Das versetzt mich als Leser in das Jahr 1948, als meine Familie, kaum das wir aus einem DP-Lager in Europa angekommen sind, in eine arabische Wohnung im arabischen Teil von Haifa von den Behörden einquartiert wurden, meine Eltern, mein jüngerer Bruder und ich, und ich war damals drei Jahre alt. Die Wohnung wirkte nicht, als hätten ihre Besitzer beabsichtigt, sie zu verlassen. In der Küche war noch das Essen auf dem Tisch und wir fanden alles vor, was wir für die Wohnung benötigten. Eine vollständig eingerichtete Küche, Betten, Sofas, Kleider und sogar Kinderschuhe und vieles mehr. Dabei spielt doch das Buch von Ibtisan Azem im hier und heute, im bereits seit mehr als 70 Jahren existierenden Israel. Damals erlaubte David Ben-Gurion nicht die Rückkehr der Vertriebenen. Man nannte sie Anwesende-Abwesende. Die Angst davor blieb wie ein Albtraum bis heute.

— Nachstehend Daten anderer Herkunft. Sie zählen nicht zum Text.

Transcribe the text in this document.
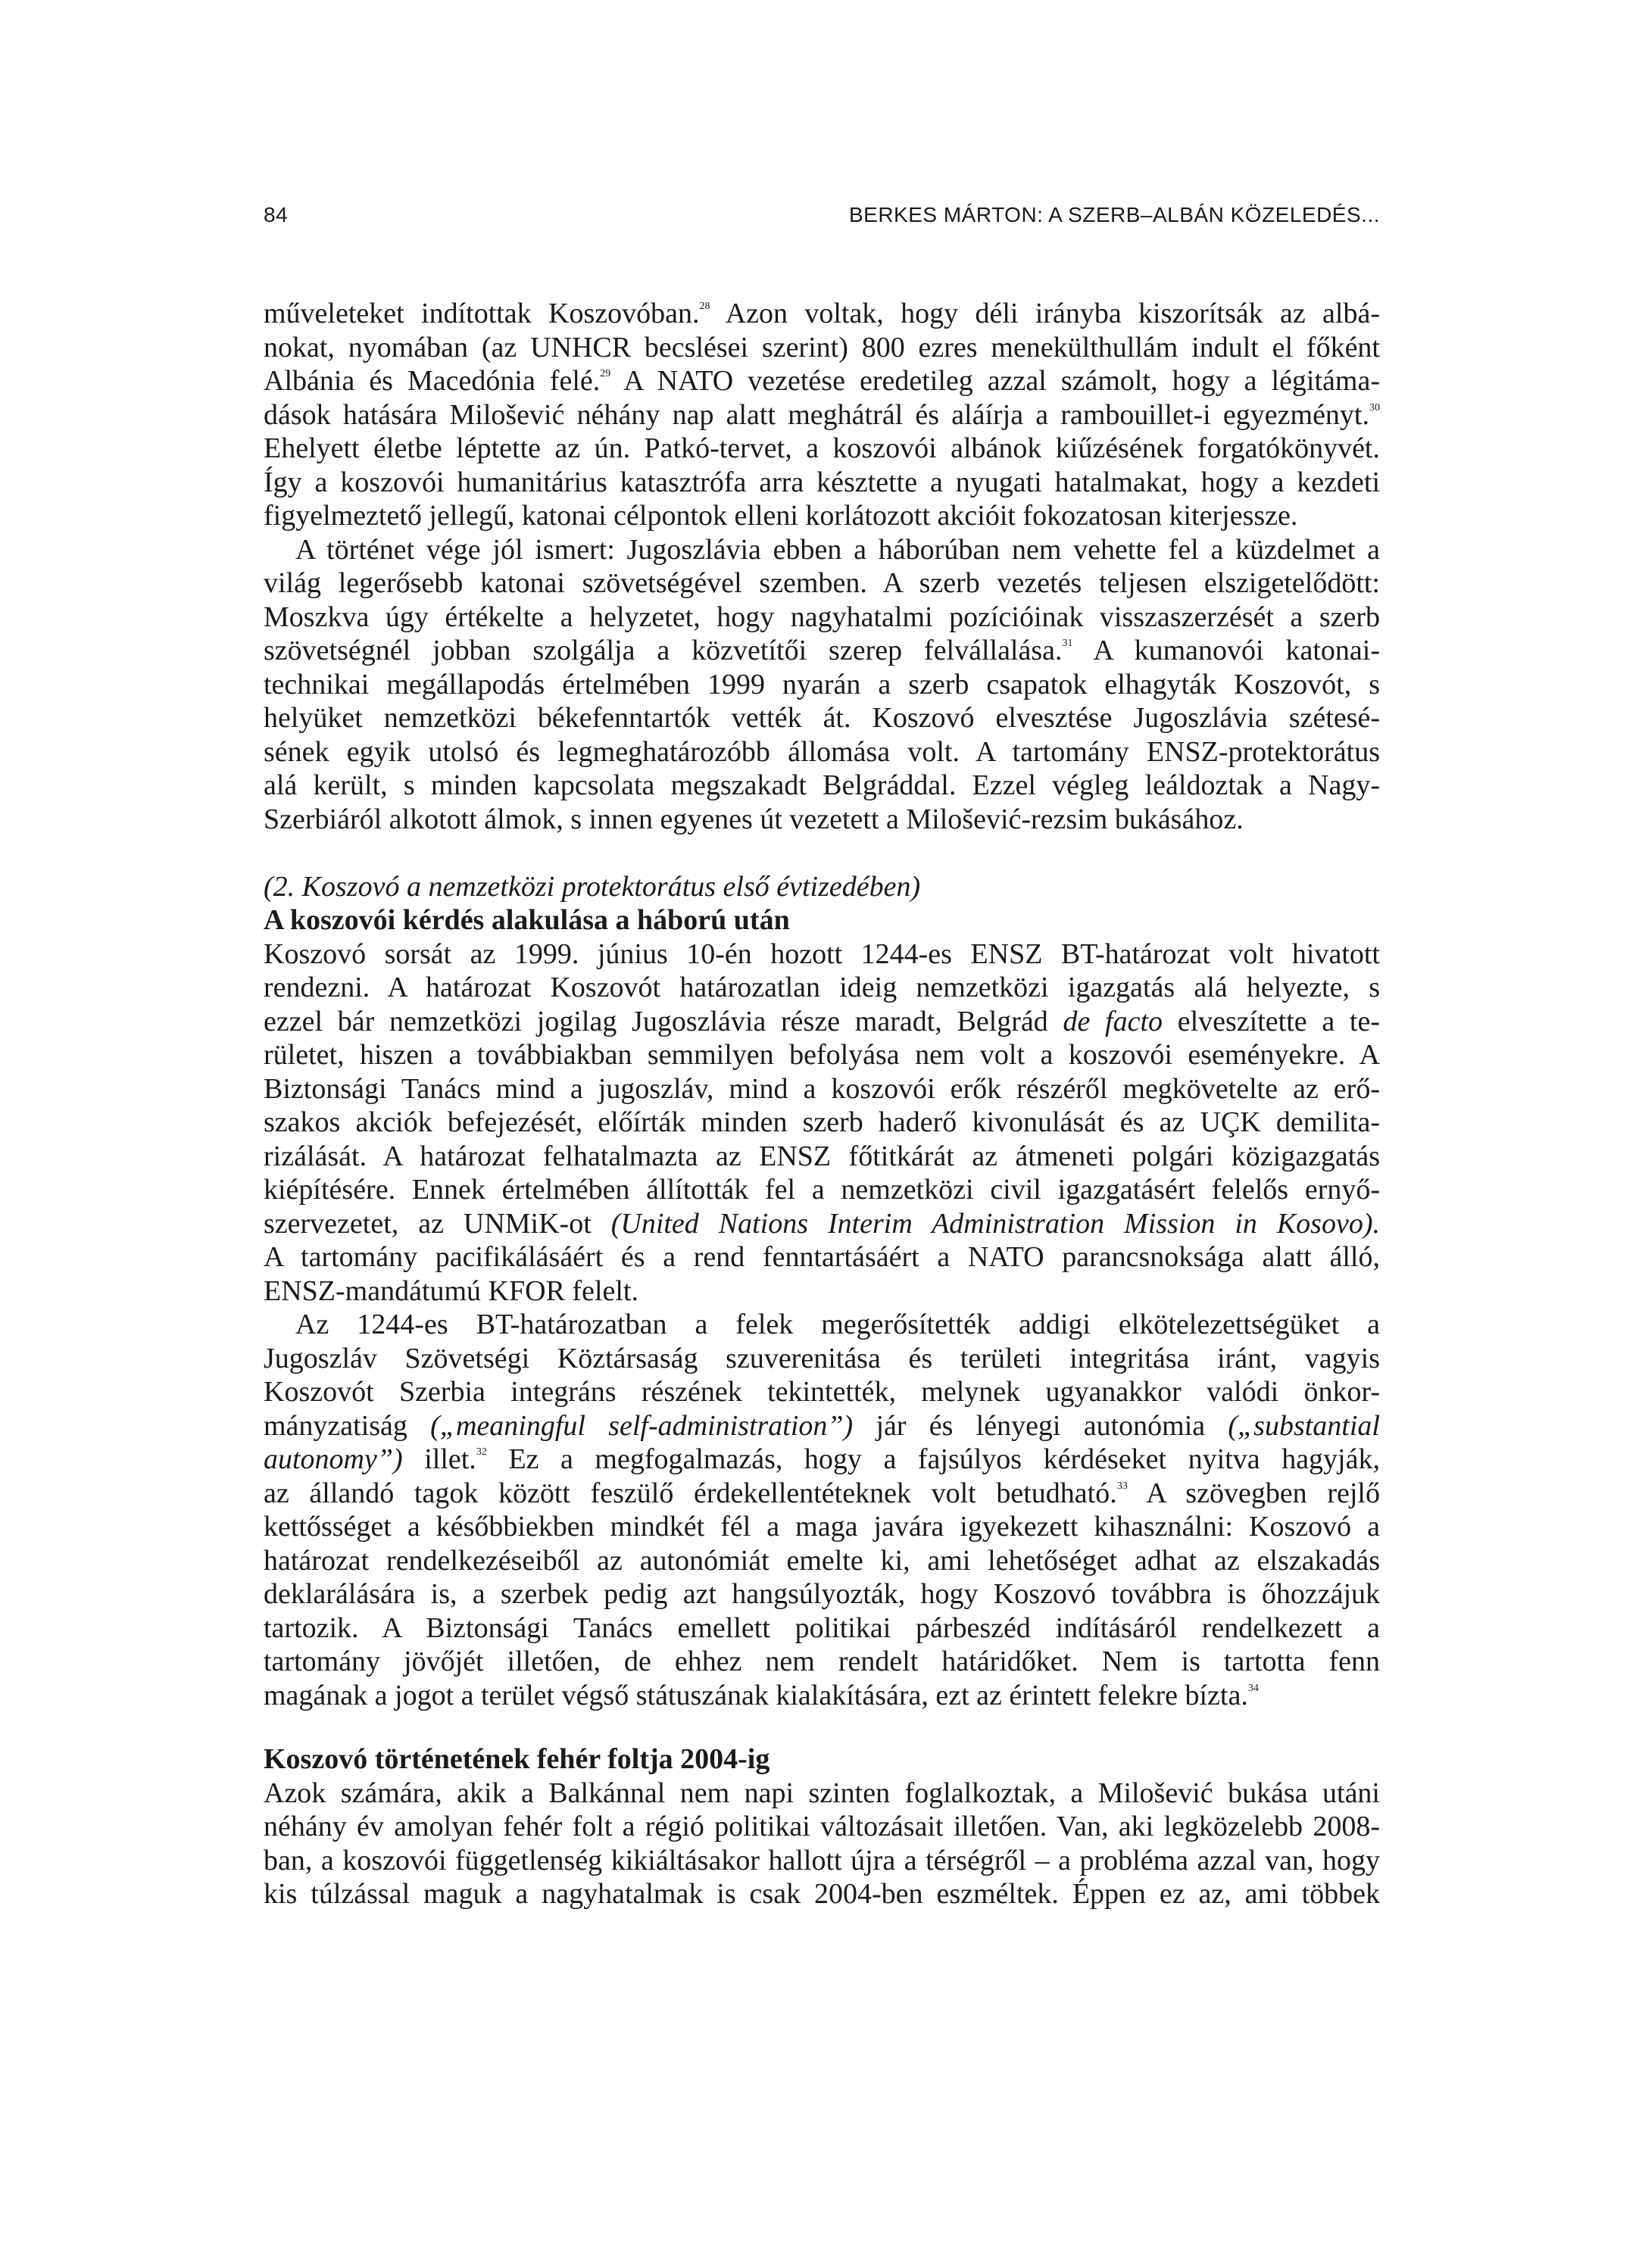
84	BERKES MÁRTON: A SZERB–ALBÁN KÖZELEDÉS...

műveleteket indítottak Koszovóban.$^{28}$ Azon voltak, hogy déli irányba kiszorítsák az albá-

nokat, nyomában (az UNHCR becslései szerint) 800 ezres menekülthullám indult el főként

Albánia és Macedónia felé.$^{29}$ A NATO vezetése eredetileg azzal számolt, hogy a légitáma-

dások hatására Milošević néhány nap alatt meghátrál és aláírja a rambouillet-i egyezményt.$^{30}$

Ehelyett életbe léptette az ún. Patkó-tervet, a koszovói albánok kiűzésének forgatókönyvét.

Így a koszovói humanitárius katasztrófa arra késztette a nyugati hatalmakat, hogy a kezdeti

figyelmeztető jellegű, katonai célpontok elleni korlátozott akcióit fokozatosan kiterjessze.

A történet vége jól ismert: Jugoszlávia ebben a háborúban nem vehette fel a küzdelmet a

világ legerősebb katonai szövetségével szemben. A szerb vezetés teljesen elszigetelődött:

Moszkva úgy értékelte a helyzetet, hogy nagyhatalmi pozícióinak visszaszerzését a szerb

szövetségnél jobban szolgálja a közvetítői szerep felvállalása.$^{31}$ A kumanovói katonai-

technikai megállapodás értelmében 1999 nyarán a szerb csapatok elhagyták Koszovót, s

helyüket nemzetközi békefenntartók vették át. Koszovó elvesztése Jugoszlávia szétesé-

sének egyik utolsó és legmeghatározóbb állomása volt. A tartomány ENSZ-protektorátus

alá került, s minden kapcsolata megszakadt Belgráddal. Ezzel végleg leáldoztak a Nagy-

Szerbiáról alkotott álmok, s innen egyenes út vezetett a Milošević-rezsim bukásához.

(2. Koszovó a nemzetközi protektorátus első évtizedében)

A koszovói kérdés alakulása a háború után

Koszovó sorsát az 1999. június 10-én hozott 1244-es ENSZ BT-határozat volt hivatott

rendezni. A határozat Koszovót határozatlan ideig nemzetközi igazgatás alá helyezte, s

ezzel bár nemzetközi jogilag Jugoszlávia része maradt, Belgrád de facto elveszítette a te-

rületet, hiszen a továbbiakban semmilyen befolyása nem volt a koszovói eseményekre. A

Biztonsági Tanács mind a jugoszláv, mind a koszovói erők részéről megkövetelte az erő-

szakos akciók befejezését, előírták minden szerb haderő kivonulását és az UÇK demilita-

rizálását. A határozat felhatalmazta az ENSZ főtitkárát az átmeneti polgári közigazgatás

kiépítésére. Ennek értelmében állították fel a nemzetközi civil igazgatásért felelős ernyő-

szervezetet, az UNMiK-ot (United Nations Interim Administration Mission in Kosovo).

A tartomány pacifikálásáért és a rend fenntartásáért a NATO parancsnoksága alatt álló,

ENSZ-mandátumú KFOR felelt.

Az 1244-es BT-határozatban a felek megerősítették addigi elkötelezettségüket a

Jugoszláv Szövetségi Köztársaság szuverenitása és területi integritása iránt, vagyis

Koszovót Szerbia integráns részének tekintették, melynek ugyanakkor valódi önkor-

mányzatiság („meaningful self-administration”) jár és lényegi autonómia („substantial

autonomy”) illet.$^{32}$ Ez a megfogalmazás, hogy a fajsúlyos kérdéseket nyitva hagyják,

az állandó tagok között feszülő érdekellentéteknek volt betudható.$^{33}$ A szövegben rejlő

kettősséget a későbbiekben mindkét fél a maga javára igyekezett kihasználni: Koszovó a

határozat rendelkezéseiből az autonómiát emelte ki, ami lehetőséget adhat az elszakadás

deklarálására is, a szerbek pedig azt hangsúlyozták, hogy Koszovó továbbra is őhozzájuk

tartozik. A Biztonsági Tanács emellett politikai párbeszéd indításáról rendelkezett a

tartomány jövőjét illetően, de ehhez nem rendelt határidőket. Nem is tartotta fenn

magának a jogot a terület végső státuszának kialakítására, ezt az érintett felekre bízta.$^{34}$

Koszovó történetének fehér foltja 2004-ig

Azok számára, akik a Balkánnal nem napi szinten foglalkoztak, a Milošević bukása utáni

néhány év amolyan fehér folt a régió politikai változásait illetően. Van, aki legközelebb 2008-

ban, a koszovói függetlenség kikiáltásakor hallott újra a térségről – a probléma azzal van, hogy

kis túlzással maguk a nagyhatalmak is csak 2004-ben eszméltek. Éppen ez az, ami többek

Es geht im Buch immer wieder um die Nakba, denn was wir in der Welt um uns herum sehen, ist unerträglich. Nicht nur die Kriegsverbrechen von 1948, sondern auch die Art und Weise wie die Palästinenser heute behandelt werden und wie unerträglich die israelische Kälte und Selbstgerechtigkeit ist. Galit, eine junge Soldatin, die am Checkpoint Qualandia Dienst tut, beschwert sich: „Wie sollen wir ihnen jemals vertrauen? Wir geben alles, um den Palästinensern an den Checkpoints den Alltag leichter zu machen. Aber was tun sie? Sie widersetzen sich.“ Wenn es nicht so traurig wäre, könnte man lachen. Aber leider muss man hier doppelt weinen. Über die gequälten Palästinenser und über die heuchlerischen Israelis. Und wenn ein israelischer Soldat einem Palästinenser demütigt, wundert er sich noch darüber, dass man den Palästinensern den Wunsch nach Rache von den Augen ablesen kann. Das ist wohl das, was die Israelis unter „humaner Besatzung“ verstehen.

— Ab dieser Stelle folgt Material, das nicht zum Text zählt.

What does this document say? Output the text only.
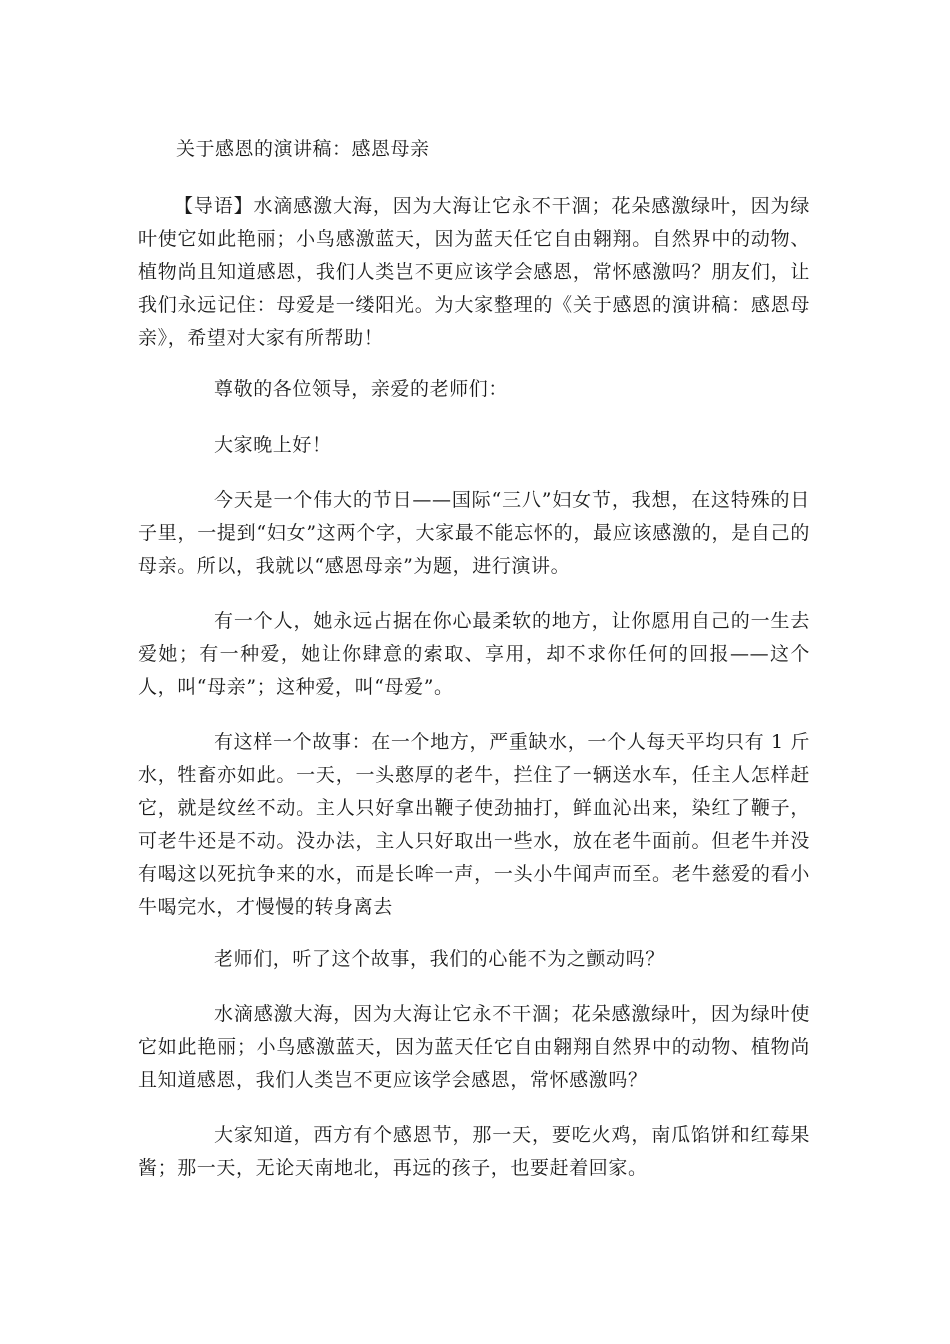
关于感恩的演讲稿：感恩母亲
【导语】水滴感激大海，因为大海让它永不干涸；花朵感激绿叶，因为绿叶使它如此艳丽；小鸟感激蓝天，因为蓝天任它自由翱翔。自然界中的动物、植物尚且知道感恩，我们人类岂不更应该学会感恩，常怀感激吗？朋友们，让我们永远记住：母爱是一缕阳光。为大家整理的《关于感恩的演讲稿：感恩母亲》，希望对大家有所帮助！
尊敬的各位领导，亲爱的老师们：
大家晚上好！
今天是一个伟大的节日——国际“三八”妇女节，我想，在这特殊的日子里，一提到“妇女”这两个字，大家最不能忘怀的，最应该感激的，是自己的母亲。所以，我就以“感恩母亲”为题，进行演讲。
有一个人，她永远占据在你心最柔软的地方，让你愿用自己的一生去爱她；有一种爱，她让你肆意的索取、享用，却不求你任何的回报——这个人，叫“母亲”；这种爱，叫“母爱”。
有这样一个故事：在一个地方，严重缺水，一个人每天平均只有 1 斤水，牲畜亦如此。一天，一头憨厚的老牛，拦住了一辆送水车，任主人怎样赶它，就是纹丝不动。主人只好拿出鞭子使劲抽打，鲜血沁出来，染红了鞭子，可老牛还是不动。没办法，主人只好取出一些水，放在老牛面前。但老牛并没有喝这以死抗争来的水，而是长哞一声，一头小牛闻声而至。老牛慈爱的看小牛喝完水，才慢慢的转身离去
老师们，听了这个故事，我们的心能不为之颤动吗？
水滴感激大海，因为大海让它永不干涸；花朵感激绿叶，因为绿叶使它如此艳丽；小鸟感激蓝天，因为蓝天任它自由翱翔自然界中的动物、植物尚且知道感恩，我们人类岂不更应该学会感恩，常怀感激吗？
大家知道，西方有个感恩节，那一天，要吃火鸡，南瓜馅饼和红莓果酱；那一天，无论天南地北，再远的孩子，也要赶着回家。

Und so geht es bis zum Schluss. Manche räsonieren sogar darüber, dass das Verschwinden der Araber die „sauberste“ ethnische Säuberung sei, die die Menschheit je gesehen hat. Man liest und liest und wartet auf eine Lösung und man ist schon auf der vorletzten Seite und hofft, dass auf der letzten Seite die Lösung kommt, dass nämlich alles ein böser Albtraum war. Das der Erzähler aufwacht und alles ist wie gehabt. Aber nein. Den Gefallen tut uns die Autorin nicht. Es bleibt dabei, dass die Palästinenser verschwunden sind. Und da denkt man an die Nakba, die für die Palästinenser ihre nationale Shoa ist und versteht, was uns die Autorin sagen will. Nein, die Shoa ist nicht die Nakba, man kann nicht gleichsetzen. Aber vergleichen kann und darf man doch. So wie die Welt bei der Shoa geschwiegen hat, so schweigt sie auch bei der Vertreibung und Behandlung der Palästinenser im Buch und in der Wirklichkeit.

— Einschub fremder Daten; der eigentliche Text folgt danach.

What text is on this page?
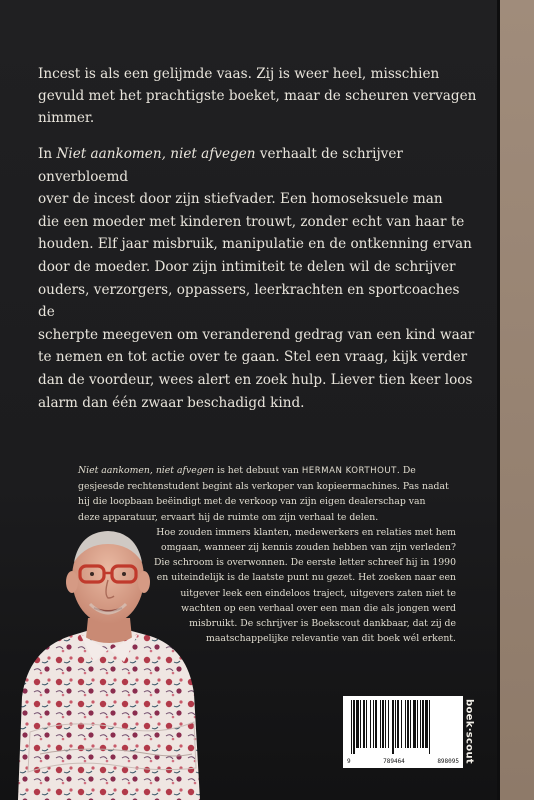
Incest is als een gelijmde vaas. Zij is weer heel, misschien

gevuld met het prachtigste boeket, maar de scheuren vervagen

nimmer.

In Niet aankomen, niet afvegen verhaalt de schrijver onverbloemd

over de incest door zijn stiefvader. Een homoseksuele man

die een moeder met kinderen trouwt, zonder echt van haar te

houden. Elf jaar misbruik, manipulatie en de ontkenning ervan

door de moeder. Door zijn intimiteit te delen wil de schrijver

ouders, verzorgers, oppassers, leerkrachten en sportcoaches de

scherpte meegeven om veranderend gedrag van een kind waar

te nemen en tot actie over te gaan. Stel een vraag, kijk verder

dan de voordeur, wees alert en zoek hulp. Liever tien keer loos

alarm dan één zwaar beschadigd kind.

Niet aankomen, niet afvegen is het debuut van HERMAN KORTHOUT. De
gesjeesde rechtenstudent begint als verkoper van kopieermachines. Pas nadat
hij die loopbaan beëindigt met de verkoop van zijn eigen dealerschap van
deze apparatuur, ervaart hij de ruimte om zijn verhaal te delen.
Hoe zouden immers klanten, medewerkers en relaties met hem
omgaan, wanneer zij kennis zouden hebben van zijn verleden?
Die schroom is overwonnen. De eerste letter schreef hij in 1990
en uiteindelijk is de laatste punt nu gezet. Het zoeken naar een
uitgever leek een eindeloos traject, uitgevers zaten niet te
wachten op een verhaal over een man die als jongen werd
misbruikt. De schrijver is Boekscout dankbaar, dat zij de
maatschappelijke relevantie van dit boek wél erkent.
9	789464	898095 boek·scout
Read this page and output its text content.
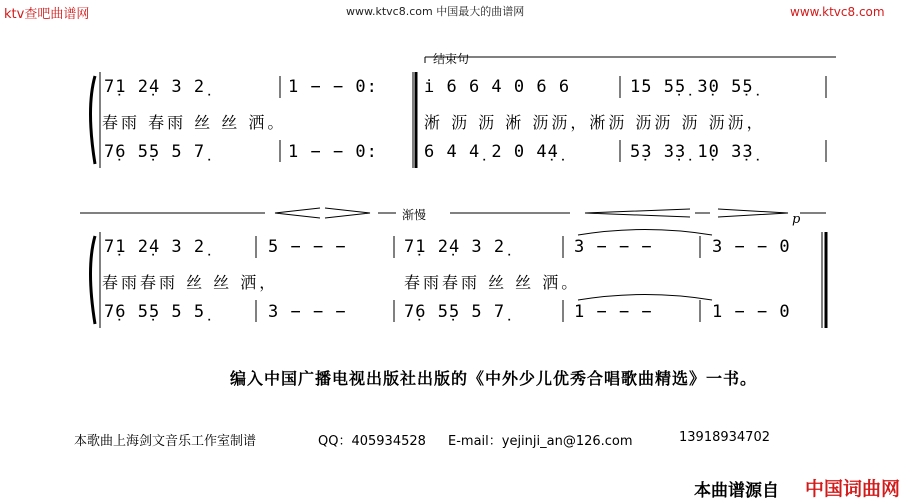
ktv查吧曲谱网	www.ktvc8.com 中国最大的曲谱网	www.ktvc8.com
结束句
7̣1 2̣4 3 2̣	1 − − 0:	i̇ 6 6 4 0 6 6	1̇5 5̣5̣ 3̣0 5̣5̣
春雨 春雨 丝 丝 洒。	淅 沥 沥 淅 沥沥，淅沥 沥沥 沥 沥沥，
7̣6 5̣5 5 7̣	1 − − 0:	6 4 4̣ 2 0 4̣4̣	5̣3 3̣3̣ 1̣0 3̣3̣
渐慢	p
7̣1 2̣4 3 2̣	5 − − −	7̣1 2̣4 3 2̣	3 − − −	3 − − 0
春雨春雨 丝 丝 洒，	春雨春雨 丝 丝 洒。
7̣6 5̣5 5 5̣	3 − − −	7̣6 5̣5 5 7̣	1 − − −	1 − − 0
编入中国广播电视出版社出版的《中外少儿优秀合唱歌曲精选》一书。
本歌曲上海剑文音乐工作室制谱	QQ：405934528 E-mail：yejinji_an@126.com	13918934702
本曲谱源自 中国词曲网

Ariel der von sich glaubt ein liberaler „guter“ und „anständiger“ Mensch zu sein und sich in der Wohnung seines arabischen Freundes einquartiert, um sie, so glaubt man, zu bewachen und die Rückkehr seines Freundes nicht zu verpassen, übernimmt auf der letzten Seite des Romans die Wohnung und kann nicht schnell genug das „Türschloss wechseln“, noch bevor das neue Gesetzt in Kraft tritt, dass nämlich alles Eigentum der Araber, die bis drei Uhr nicht zurückgekehrt sind, verfällt. Er hat keine Skrupel dabei und keine Gewissenbisse. Warum auch? Es ist alles legal und wenn man kein Gewissen hat, kann man auch keine Skrupel haben.

So haben auch viele Juden 1948 arabische Häuser und Wohnungen, teure Möbel und wertvolle Bibliotheken erbeutet. Alles absolut rechtmäßig mit Erlaubnis der verabschiedeten Gesetze. So wie es auch die Nazis gemacht haben. Nur dass Juden von den Nazis beschlagnahmtes Eigentum zurückerhielten. Araber aber nicht.

Nirgends im Buch klagt die Autorin an. Sie beschreibt nur ungewöhnliche aber offensichtlich vorhandene Verhältnisse ruhig und ohne Verbitterung und Hass. Sie zeigt, dass auch gute Menschen böses und menschenrechtwidriges tun können, ohne es zu merken und ohne deshalb ein schlechtes Gewissen zu haben. Die Menschen haben die Wahl. Wenn sie bloß immer das Richtige wählen würden. In einer frei erfundenen Rede sagt der Ministerpräsident, der im Buch nicht Bibi sondern Titi heißt: „Diese außergewöhnlichen Umstände verlangen außergewöhnliche Schritte und den Zusammenhalt aller Kräfte von links bis rechts. Von heute an gibt es kein Links und Rechts mehr, keine Säkularen und Religiösen.“ Ist das nicht der Traum aller Diktatoren? Ich kenne keine Parteien mehr, ich kenne nur noch Deutsche“, ist das bekannteste Zitat von Wilhelm II als er sein Volk in den Ersten Weltkrieg schickte.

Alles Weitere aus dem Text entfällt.